NON à l’initiative du chaos

1. Garantir la prospérité et la main‑d’œuvre

La soi‑disant initiative sur la durabilité instaure un plafond démographique rigide. Dans les faits, il s’agit d’un arrêt de l’immigration par la porte dérobée. Aujourd’hui déjà, plus de personnes quittent le marché du travail que de jeunes actifs n’y entrent. Le vieillissement démographique est une réalité. Sans immigration qualifiée, la pénurie de main‑d’œuvre spécialisée s’aggravera fortement – avec des conséquences directes pour l’économie et la société :

  • les entreprises ne trouvent plus de personnel et perdent en compétitivité
  • des emplois et des investissements sont délocalisés à l’étranger
  • l’innovation, les recettes fiscales et la qualité des services diminuent

L’initiative s’attaque ainsi directement aux fondements de notre prospérité. Ce qui est présenté comme de la durabilité met en réalité en danger la force économique de la Suisse.

2. Sécurité de l’approvisionnement et assurances sociales sous forte pression

Des secteurs économiques et vitaux essentiels dépendent aujourd’hui de spécialistes venus de l’étranger. C’est notamment le cas de la santé, des soins, de l’agriculture, de la construction, de la gastronomie et des transports publics. Un plafond démographique rigide déséquilibrerait ces systèmes. Les conséquences seraient concrètes et immédiatement perceptibles :

  • pénurie de personnel dans les hôpitaux et les EMS
  • suppressions de courses et baisse des prestations dans les transports publics
  • retards et pénuries dans la construction, l’approvisionnement et les services

Parallèlement, les assurances sociales seraient encore davantage sous pression. Si moins de personnes travaillent et cotisent, alors que le nombre de retraités continue d’augmenter, le financement de la prévoyance vieillesse devient encore plus difficile. L’initiative aggrave précisément les défis qu’elle prétend résoudre.

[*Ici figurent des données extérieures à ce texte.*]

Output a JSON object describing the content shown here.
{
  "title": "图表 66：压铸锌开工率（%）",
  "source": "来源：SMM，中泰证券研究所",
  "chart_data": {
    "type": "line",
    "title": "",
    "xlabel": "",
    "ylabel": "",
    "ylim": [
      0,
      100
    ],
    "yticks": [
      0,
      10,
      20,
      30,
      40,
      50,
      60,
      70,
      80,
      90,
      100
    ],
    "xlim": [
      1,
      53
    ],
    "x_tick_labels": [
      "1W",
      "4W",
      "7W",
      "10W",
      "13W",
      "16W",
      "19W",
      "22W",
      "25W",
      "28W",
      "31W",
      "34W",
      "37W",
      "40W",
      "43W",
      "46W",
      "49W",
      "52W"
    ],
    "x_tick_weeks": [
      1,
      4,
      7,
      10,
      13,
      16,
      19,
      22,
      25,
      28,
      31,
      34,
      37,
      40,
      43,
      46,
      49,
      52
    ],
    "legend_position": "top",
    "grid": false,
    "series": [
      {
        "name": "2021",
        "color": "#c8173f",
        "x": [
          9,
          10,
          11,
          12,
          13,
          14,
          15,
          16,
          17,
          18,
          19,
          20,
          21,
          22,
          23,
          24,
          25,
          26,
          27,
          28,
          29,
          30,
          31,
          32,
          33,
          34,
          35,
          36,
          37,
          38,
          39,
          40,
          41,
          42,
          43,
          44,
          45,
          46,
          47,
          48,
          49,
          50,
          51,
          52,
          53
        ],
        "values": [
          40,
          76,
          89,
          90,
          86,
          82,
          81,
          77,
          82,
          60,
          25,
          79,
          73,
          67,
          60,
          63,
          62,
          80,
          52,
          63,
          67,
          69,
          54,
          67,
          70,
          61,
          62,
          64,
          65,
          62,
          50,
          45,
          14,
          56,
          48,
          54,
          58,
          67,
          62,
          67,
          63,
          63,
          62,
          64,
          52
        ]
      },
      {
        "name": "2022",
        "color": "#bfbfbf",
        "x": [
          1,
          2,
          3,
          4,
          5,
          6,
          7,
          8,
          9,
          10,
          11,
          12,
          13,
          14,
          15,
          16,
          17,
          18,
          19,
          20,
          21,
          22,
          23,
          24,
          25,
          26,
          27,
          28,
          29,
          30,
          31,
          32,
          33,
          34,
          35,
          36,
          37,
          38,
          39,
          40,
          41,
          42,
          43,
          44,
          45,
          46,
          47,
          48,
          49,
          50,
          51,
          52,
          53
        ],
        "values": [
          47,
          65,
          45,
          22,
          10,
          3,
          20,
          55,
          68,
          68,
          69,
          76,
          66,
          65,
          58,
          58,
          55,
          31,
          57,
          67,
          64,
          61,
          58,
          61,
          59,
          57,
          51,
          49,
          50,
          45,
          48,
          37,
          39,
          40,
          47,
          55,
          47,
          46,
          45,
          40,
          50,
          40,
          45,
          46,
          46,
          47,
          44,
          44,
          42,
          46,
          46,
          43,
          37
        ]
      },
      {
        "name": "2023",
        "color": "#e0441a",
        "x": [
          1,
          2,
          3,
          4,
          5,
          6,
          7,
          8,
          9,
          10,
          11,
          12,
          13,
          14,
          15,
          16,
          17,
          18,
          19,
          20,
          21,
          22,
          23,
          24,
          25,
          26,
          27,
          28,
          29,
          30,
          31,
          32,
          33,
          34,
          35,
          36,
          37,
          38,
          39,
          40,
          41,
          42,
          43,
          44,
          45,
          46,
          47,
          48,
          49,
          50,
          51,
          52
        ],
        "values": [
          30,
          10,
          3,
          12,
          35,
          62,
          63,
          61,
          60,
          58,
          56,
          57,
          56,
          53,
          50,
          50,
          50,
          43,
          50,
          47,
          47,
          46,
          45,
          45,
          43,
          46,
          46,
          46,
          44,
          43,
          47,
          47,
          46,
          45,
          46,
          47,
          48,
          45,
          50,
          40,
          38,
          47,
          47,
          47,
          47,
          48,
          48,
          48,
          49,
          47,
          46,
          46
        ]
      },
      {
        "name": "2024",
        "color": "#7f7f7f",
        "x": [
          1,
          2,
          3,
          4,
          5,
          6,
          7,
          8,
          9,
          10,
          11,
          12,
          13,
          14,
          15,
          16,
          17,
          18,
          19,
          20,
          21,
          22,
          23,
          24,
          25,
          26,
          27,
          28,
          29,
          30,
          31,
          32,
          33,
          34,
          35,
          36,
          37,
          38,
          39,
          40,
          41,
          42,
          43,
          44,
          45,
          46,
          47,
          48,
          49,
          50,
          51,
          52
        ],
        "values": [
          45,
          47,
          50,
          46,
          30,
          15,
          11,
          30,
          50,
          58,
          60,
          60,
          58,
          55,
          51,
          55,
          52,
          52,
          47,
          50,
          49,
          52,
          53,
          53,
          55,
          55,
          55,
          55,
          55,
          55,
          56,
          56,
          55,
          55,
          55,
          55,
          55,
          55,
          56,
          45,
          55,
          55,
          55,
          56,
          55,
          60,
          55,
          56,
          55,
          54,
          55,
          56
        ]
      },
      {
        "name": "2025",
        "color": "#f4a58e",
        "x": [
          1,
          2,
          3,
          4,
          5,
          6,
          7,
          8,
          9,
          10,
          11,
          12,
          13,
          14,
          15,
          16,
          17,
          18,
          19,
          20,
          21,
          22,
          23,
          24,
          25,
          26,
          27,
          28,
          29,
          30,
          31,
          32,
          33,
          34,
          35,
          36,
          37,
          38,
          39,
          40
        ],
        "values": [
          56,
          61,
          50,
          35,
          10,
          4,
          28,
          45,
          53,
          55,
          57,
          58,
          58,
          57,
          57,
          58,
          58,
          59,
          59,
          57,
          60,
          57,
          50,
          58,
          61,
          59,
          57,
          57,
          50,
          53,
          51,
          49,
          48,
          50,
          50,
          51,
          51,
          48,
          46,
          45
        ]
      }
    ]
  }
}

3. Relations bilatérales et accès au marché intérieur de l’UE menacés

Si la Suisse dépasse la barre des 10 millions d’habitants, l’initiative impose la dénonciation de la libre circulation des personnes. La clause guillotine s’appliquerait alors automatiquement – et tous les accords bilatéraux de la première génération tomberaient. Les conséquences pour le principal partenaire économique de la Suisse seraient graves :

  • perte de l’accès garanti au marché intérieur de l’UE
  • nouveaux obstacles au commerce et coûts plus élevés pour les entreprises
  • disparition de la sécurité de planification et d’investissement

Dans un contexte géopolitique déjà instable, il s’agirait d’un risque inutile et dangereux. L’initiative met à la légère en péril des acquis économiques essentiels.

4. Les limites rigides créent des problèmes – les solutions sont ailleurs

L’initiative est radicale, mais inefficace. La durabilité ne se construit pas avec des plafonds fixes, mais avec des mesures intelligentes, flexibles et réalisables. C’est ce que soulignent le Conseil fédéral, les cantons et l’économie. Ce dont la Suisse a réellement besoin, ce sont des solutions concrètes :

  • une politique d’asile cohérente et crédible
  • davantage de logements, construits plus rapidement
  • un développement ciblé des transports et des infrastructures
  • une meilleure mobilisation du potentiel de main‑d’œuvre indigène

Au lieu d’apporter des réponses pragmatiques, l’initiative crée de nouvelles incertitudes et un chaos économique. Pour une Suisse forte et prospère, il faut une politique axée sur les solutions – pas des limites rigides.